Should gays have a right to marry? Should we pass rules to limit abortions after 20 weeks? How do we make decisions about rights, and the rules that secure them?
Some speak rhetorically of their favorite rights, calling them “natural”, or “inherent”, or “God given”. But they usually imply “rights as they are now”. If someone claimed a “God given” right to abort her pregnancy, how could it be proved or disproved? The claim is rhetorical.
When Jesus was asked which rule was the greatest, he said, “You shall love the Lord your God with all your heart, with all your soul, and with all your mind. This is the first and great commandment.

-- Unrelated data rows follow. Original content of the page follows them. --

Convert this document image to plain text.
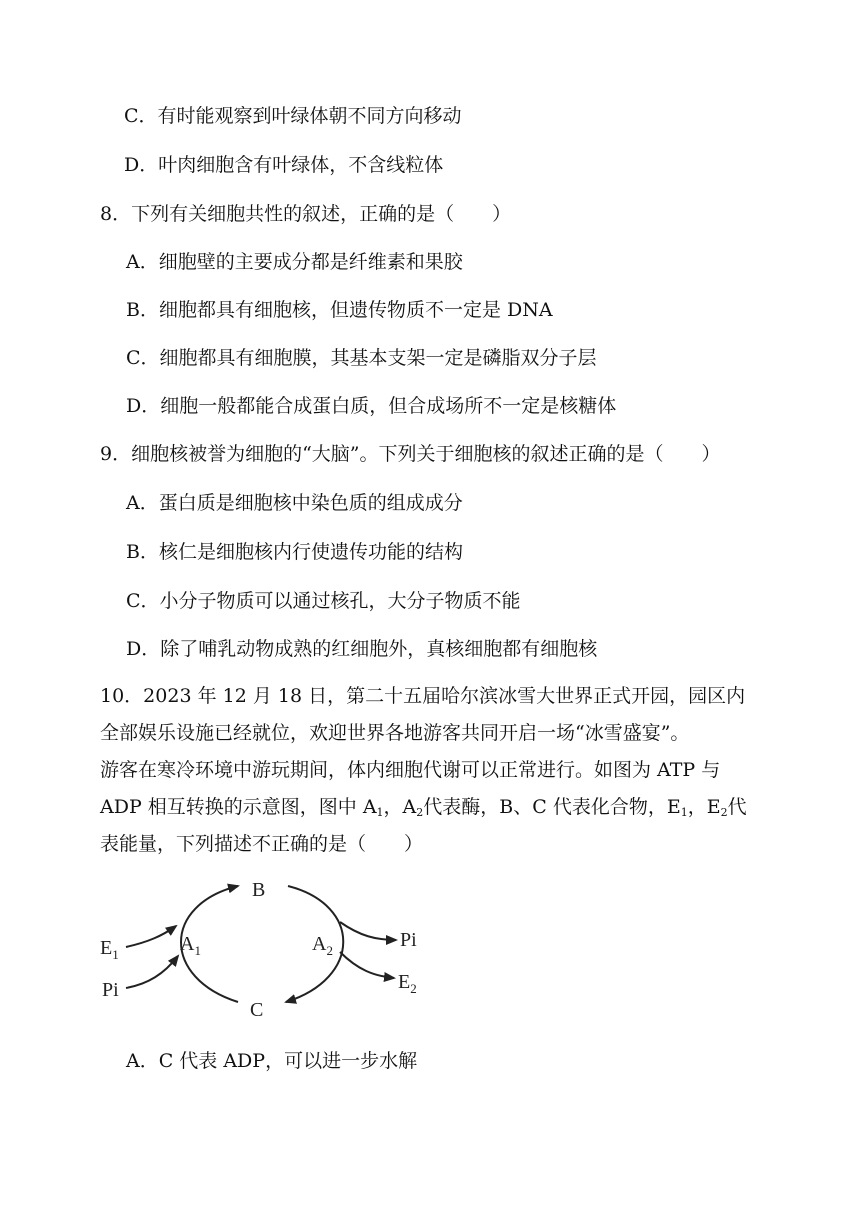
C．有时能观察到叶绿体朝不同方向移动
D．叶肉细胞含有叶绿体，不含线粒体
8．下列有关细胞共性的叙述，正确的是（　　）
A．细胞壁的主要成分都是纤维素和果胶
B．细胞都具有细胞核，但遗传物质不一定是 DNA
C．细胞都具有细胞膜，其基本支架一定是磷脂双分子层
D．细胞一般都能合成蛋白质，但合成场所不一定是核糖体
9．细胞核被誉为细胞的“大脑”。下列关于细胞核的叙述正确的是（　　）
A．蛋白质是细胞核中染色质的组成成分
B．核仁是细胞核内行使遗传功能的结构
C．小分子物质可以通过核孔，大分子物质不能
D．除了哺乳动物成熟的红细胞外，真核细胞都有细胞核
10．2023 年 12 月 18 日，第二十五届哈尔滨冰雪大世界正式开园，园区内
全部娱乐设施已经就位，欢迎世界各地游客共同开启一场“冰雪盛宴”。
游客在寒冷环境中游玩期间，体内细胞代谢可以正常进行。如图为 ATP 与
ADP 相互转换的示意图，图中 $A_1$，$A_2$代表酶，B、C 代表化合物，$E_1$，$E_2$代
表能量，下列描述不正确的是（　　）
B
C
$E_1$
Pi
$A_1$	$A_2$	Pi
$E_2$
A．C 代表 ADP，可以进一步水解
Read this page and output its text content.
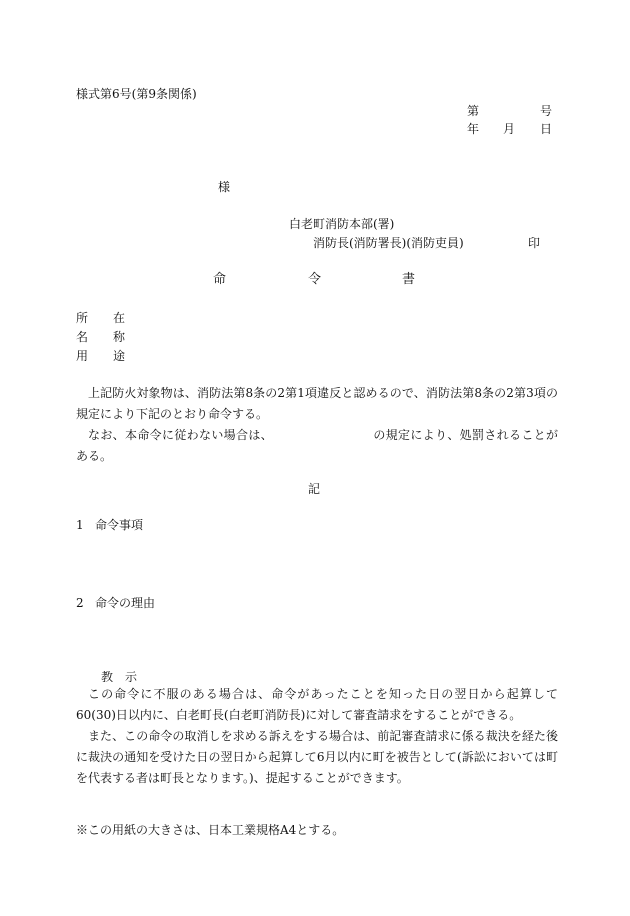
様式第6号(第9条関係)
第	号
年 月 日
様
白老町消防本部(署)
消防長(消防署長)(消防吏員)	印
命	令	書
所 在
名 称
用 途

上記防火対象物は、消防法第8条の2第1項違反と認めるので、消防法第8条の2第3項の規定により下記のとおり命令する。

なお、本命令に従わない場合は、	の規定により、処罰されることがある。

記
1 命令事項
2 命令の理由
教　示

この命令に不服のある場合は、命令があったことを知った日の翌日から起算して60(30)日以内に、白老町長(白老町消防長)に対して審査請求をすることができる。

また、この命令の取消しを求める訴えをする場合は、前記審査請求に係る裁決を経た後に裁決の通知を受けた日の翌日から起算して6月以内に町を被告として(訴訟においては町を代表する者は町長となります。)、提起することができます。

※この用紙の大きさは、日本工業規格A4とする。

And the second is like it: you shall love your neighbor as yourself. On these two commandments hang all the Law and the Prophets.” (Matthew 22:37-40).

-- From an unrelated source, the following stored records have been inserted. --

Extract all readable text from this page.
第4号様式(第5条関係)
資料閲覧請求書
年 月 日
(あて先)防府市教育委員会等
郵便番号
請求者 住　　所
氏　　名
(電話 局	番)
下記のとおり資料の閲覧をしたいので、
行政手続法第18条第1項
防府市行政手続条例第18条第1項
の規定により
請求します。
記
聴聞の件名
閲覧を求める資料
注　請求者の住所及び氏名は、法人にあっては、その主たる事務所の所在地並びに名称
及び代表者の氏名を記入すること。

To rephrase this in humanist terms, “Love good. And love good for others as you love it for yourself. All other rules derive from these two.”

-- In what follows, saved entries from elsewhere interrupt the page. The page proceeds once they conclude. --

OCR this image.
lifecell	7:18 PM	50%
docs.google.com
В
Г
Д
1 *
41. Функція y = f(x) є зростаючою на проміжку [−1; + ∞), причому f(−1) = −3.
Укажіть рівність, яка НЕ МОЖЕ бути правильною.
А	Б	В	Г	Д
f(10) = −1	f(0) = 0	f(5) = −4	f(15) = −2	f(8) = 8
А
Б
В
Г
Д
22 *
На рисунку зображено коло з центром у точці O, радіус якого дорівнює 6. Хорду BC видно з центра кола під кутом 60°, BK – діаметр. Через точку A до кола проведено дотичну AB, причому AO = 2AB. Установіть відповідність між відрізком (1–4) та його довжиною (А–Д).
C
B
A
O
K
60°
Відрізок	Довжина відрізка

The object of ethics is moral good, for everyone. Moral judgment attempts to weigh the real benefits and harms that will follow if one option is chosen over another. Moral judgment is the only legitimate criteria for judging rules and rights.
Our knowledge is always incomplete. Good and honest people may disagree. The best we can do is gather information, consider different options, make our best estimate of the moral effects, and vote democratically to establish a working rule. Once we have actual experience, we may repeat the process to alter or replace the rule.
Some suggest rights are “fixed” and “eternal”. If that is true, then one must admit that our understanding of this perfect, ideal set of rights is not fixed, but evolving. We were once convinced that owning slaves was a “right”. Perhaps it was defended as “inherent”, “natural”, or “God given” at the time. But it was condemned by moral judgment. The unnecessary harms inflicted upon the persons could not be justified.
Moral judgment offers no simple answers. But it does clarify the question.